Luiz Adriano, elemento diferencial ante el FC Barcelona.
Aunque quizás, la seña más identificativa del conjunto es la ocupación constante y racional de las bandas, algo que en un principio podría favorecer al FC Barcelona, pero que también podría jugar en su contra. Tanto los extremos, como los laterales, mantienen ocupados los carriles exteriores en ambas fases del juego, restando así amplitud al contrario y obligando prácticamente a los jugadores de banda a meterse al medio, provocando así un embotellamiento del equipo rival, donde Gai y el mencionado anteriormente Hubschmann cobran protagonismo en sus labores de destrucción. Esto, tras una hipotética recuperación del balón, daría sentido a los automatismos tácticos en la transición ofensiva. Las continuas permutas en la línea de tres con la explotación de la ‘Zona William’ ejerciendo la diagonal fuera-dentro obligarían prácticamente a la alineación de Javier Mascherano, el único con una técnica defensiva capaz de suplir los espacios que se dejarían tras la pérdida. Con el balón en su poder, los ucranianos son un equipo con talento capaz de descansar en la mediapunta. Apuestan por una salida de balón en corto, siendo curioso que Pyatov, salvo en ocasiones, no sea el protagonista del primer pase, pero sí se ofrece como apoyo para el desahogo de la jugada. La capacidad y el criterio de sus centrales para sacar el balón jugado lo tienen pocos equipos en europa. Ya sea la opción corta, o la larga buscando la incorporación de los laterales será algo a tener en cuenta. Ya tuvimos una demostración excepcional en el segundo gol al Arsenal en el Dombass Arena. La calidad de Srna es diferencial en las incorporaciones de segunda línea. El lateral croata, uno de los mejores del mundo en su posición es uno de los mayores recursos ofensivos cuando el partido está atascado.

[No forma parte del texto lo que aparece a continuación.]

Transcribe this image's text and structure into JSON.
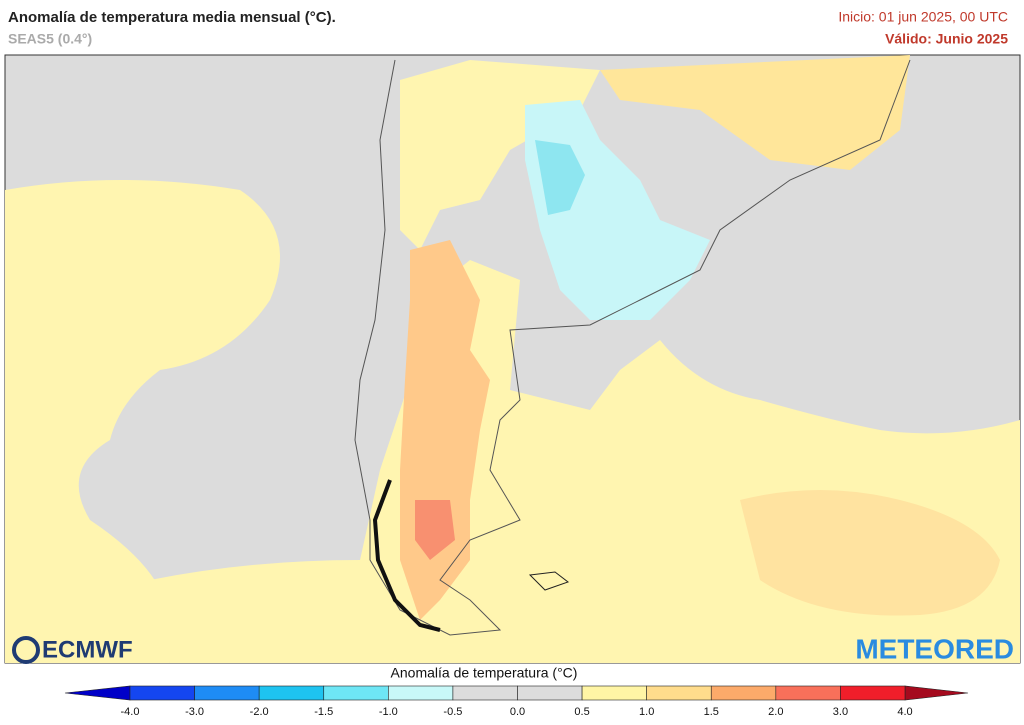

Por el contrario, en su eliminatoria anterior frente a la Roma de Ranieri, dispusieron otros principios de modelo. Esperaban al rival. Son un equipo sin complejos que no tienen miedo de meterse atrás para salir con velocidad. Mucho más, lejos de Ucrania. Por lo que en el Camp Nou no sería extraño ver un Shakhtar acumulando mucha gente en su campo, en lugar de ir a la presión. Esto, lejos de ser un planteamiento defensivo, pasa por atacar de manera diferente. Tras recibir el primer gol en el olímpico de Roma reaccionaron haciéndole tres en trece minutos, dejando casi sentenciada la eliminatoria. La capacidad versátil de Luiz Adriano en punta de ataque lo hacen un jugador muy difícil de defender. Lo hace bien de espaldas a portería, va bien por arriba y al espacio. Rápido, fuerte. Para el balón, devuelve, cae a banda, desmarque, genera ventaja, ahí está el espacio, gol. Si Puyol no está listo, será complicado. Y por otro lado, la calidad diferencial de Eduardo. El ex gunner es un jugador especial. Lo tiene todo y no tiene nada. Es capaz de resolver un partido con dos acciones técnicas. Guardiola sabe de lo que habla, ya ha sufrido al Shakhtar y esta vez lo tendrá aún más complicado. Vienen con sed de revancha.